I found a pest problem this morning that wasn’t there yesterday. I have a good sized cornflower plant and every year I get four-lined plant bugs on it. They are small, sucking insects that create window-pane-like damage. They are very small, and very fast. The nymph is about 1/8-inch long, and the adult less than 1/4-inch long. Check the canopy of your plants for the tell-tale damage. These little guys drop to the ground on your approach and are nearly impossible to find. Once they mate and the female lays eggs, you won’t see any new damage—until next year!


June 1st:


On May 5, I showed you how to move a hollyhock.I thought you might like to see how that is working out. I had 2 hollyhocks in the same bed and although not side-by-side, I could see early on that they were going to take up more room than I was willing to give them.

My husband dug one up for me and I moved it to a different location. The place it had been was on the east side of the house and got morning sun. The new location is on the west side and gets sun in the afternoon.

The picture on the right is the hollyhock that was not moved.
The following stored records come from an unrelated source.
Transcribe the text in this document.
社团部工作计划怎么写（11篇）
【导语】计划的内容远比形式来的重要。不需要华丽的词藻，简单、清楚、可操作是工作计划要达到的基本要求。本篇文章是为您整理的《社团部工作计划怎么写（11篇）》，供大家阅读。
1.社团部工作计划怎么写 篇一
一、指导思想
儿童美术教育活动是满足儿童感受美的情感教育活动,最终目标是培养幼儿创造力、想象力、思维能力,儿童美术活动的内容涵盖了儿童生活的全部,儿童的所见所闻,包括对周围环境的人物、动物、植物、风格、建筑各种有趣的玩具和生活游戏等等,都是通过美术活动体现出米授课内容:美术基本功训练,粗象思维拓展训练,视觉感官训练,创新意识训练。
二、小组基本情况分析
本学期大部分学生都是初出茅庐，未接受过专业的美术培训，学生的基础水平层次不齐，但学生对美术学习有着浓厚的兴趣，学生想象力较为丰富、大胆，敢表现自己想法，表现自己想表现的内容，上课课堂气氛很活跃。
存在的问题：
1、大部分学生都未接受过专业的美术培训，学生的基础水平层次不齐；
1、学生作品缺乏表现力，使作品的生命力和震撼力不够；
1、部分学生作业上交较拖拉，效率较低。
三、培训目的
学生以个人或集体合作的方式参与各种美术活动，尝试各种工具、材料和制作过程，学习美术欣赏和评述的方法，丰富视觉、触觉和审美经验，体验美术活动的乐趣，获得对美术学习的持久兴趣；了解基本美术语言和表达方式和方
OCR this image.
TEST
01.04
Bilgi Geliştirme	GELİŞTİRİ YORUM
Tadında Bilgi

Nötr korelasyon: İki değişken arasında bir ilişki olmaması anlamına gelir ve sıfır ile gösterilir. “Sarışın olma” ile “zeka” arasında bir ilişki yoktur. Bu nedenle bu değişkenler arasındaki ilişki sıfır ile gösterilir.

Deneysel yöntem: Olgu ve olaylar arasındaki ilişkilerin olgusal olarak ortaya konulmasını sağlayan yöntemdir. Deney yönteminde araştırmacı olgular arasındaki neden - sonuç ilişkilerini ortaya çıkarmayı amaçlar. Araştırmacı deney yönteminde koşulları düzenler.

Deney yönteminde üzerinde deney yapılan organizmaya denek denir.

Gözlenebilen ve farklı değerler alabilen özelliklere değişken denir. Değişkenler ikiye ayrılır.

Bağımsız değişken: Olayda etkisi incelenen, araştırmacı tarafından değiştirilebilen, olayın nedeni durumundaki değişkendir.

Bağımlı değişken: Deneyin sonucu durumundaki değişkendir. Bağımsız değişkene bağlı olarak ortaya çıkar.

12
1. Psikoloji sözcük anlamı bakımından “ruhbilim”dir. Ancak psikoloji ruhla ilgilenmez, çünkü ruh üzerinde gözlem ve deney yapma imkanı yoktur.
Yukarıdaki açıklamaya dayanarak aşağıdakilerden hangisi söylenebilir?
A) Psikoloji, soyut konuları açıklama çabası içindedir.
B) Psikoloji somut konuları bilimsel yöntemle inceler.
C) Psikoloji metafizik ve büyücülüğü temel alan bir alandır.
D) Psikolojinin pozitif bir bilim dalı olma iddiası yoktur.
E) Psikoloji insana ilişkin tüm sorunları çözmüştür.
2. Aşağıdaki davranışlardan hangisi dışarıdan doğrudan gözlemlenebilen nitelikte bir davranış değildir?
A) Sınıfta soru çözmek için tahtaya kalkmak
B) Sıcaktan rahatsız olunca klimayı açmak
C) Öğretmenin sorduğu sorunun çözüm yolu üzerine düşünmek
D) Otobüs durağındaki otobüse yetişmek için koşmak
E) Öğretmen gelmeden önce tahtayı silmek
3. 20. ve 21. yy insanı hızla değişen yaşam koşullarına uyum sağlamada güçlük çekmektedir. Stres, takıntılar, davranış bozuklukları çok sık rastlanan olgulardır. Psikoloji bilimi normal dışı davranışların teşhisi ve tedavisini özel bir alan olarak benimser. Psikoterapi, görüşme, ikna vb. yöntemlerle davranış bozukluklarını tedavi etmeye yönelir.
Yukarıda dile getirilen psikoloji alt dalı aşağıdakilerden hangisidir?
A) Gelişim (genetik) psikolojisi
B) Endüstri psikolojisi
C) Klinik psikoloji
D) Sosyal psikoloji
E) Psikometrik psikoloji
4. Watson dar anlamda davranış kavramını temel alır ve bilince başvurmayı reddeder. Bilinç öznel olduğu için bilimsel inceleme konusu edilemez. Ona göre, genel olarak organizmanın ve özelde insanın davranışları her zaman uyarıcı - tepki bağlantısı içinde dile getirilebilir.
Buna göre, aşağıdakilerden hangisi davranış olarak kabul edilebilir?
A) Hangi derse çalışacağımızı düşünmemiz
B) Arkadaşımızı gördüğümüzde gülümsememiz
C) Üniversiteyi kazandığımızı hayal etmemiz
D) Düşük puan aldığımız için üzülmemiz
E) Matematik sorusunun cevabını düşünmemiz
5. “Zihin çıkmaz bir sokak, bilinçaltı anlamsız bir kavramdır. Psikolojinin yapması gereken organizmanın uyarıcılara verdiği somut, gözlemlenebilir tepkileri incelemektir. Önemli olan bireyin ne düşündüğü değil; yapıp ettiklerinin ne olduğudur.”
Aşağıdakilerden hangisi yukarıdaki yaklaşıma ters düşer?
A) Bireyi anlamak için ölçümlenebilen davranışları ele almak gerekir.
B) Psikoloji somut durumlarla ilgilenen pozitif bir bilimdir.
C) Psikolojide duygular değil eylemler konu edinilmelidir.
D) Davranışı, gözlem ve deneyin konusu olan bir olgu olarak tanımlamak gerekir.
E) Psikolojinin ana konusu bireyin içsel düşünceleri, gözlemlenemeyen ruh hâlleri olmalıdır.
The picture on the left is the one that was moved. The difference in size is quite noticeable.You might think this has to do with the amount of sun each plant now receives but I think it more likely that the plant that was relocated is still adapting to the new location.

When you relocate a plant, even if it’s a transplant you purchased, the roots need time tore-establish themselves. Avoid transplanting in the heat of summer. If you have to do it then, choose an overcast day, transplant early in the morning, and keep it watered.

I can remember in my early days as a gardener, I used Vitamin B-1 on transplants. It has not been shown to improve the re-establishment of roots. Do not feed a plant when you transplant it, but be sure the soil it’s going into has what the plant needs to thrive.

I feel safe in saying my transplanted hollyhock will be fine and will reach mature size as well.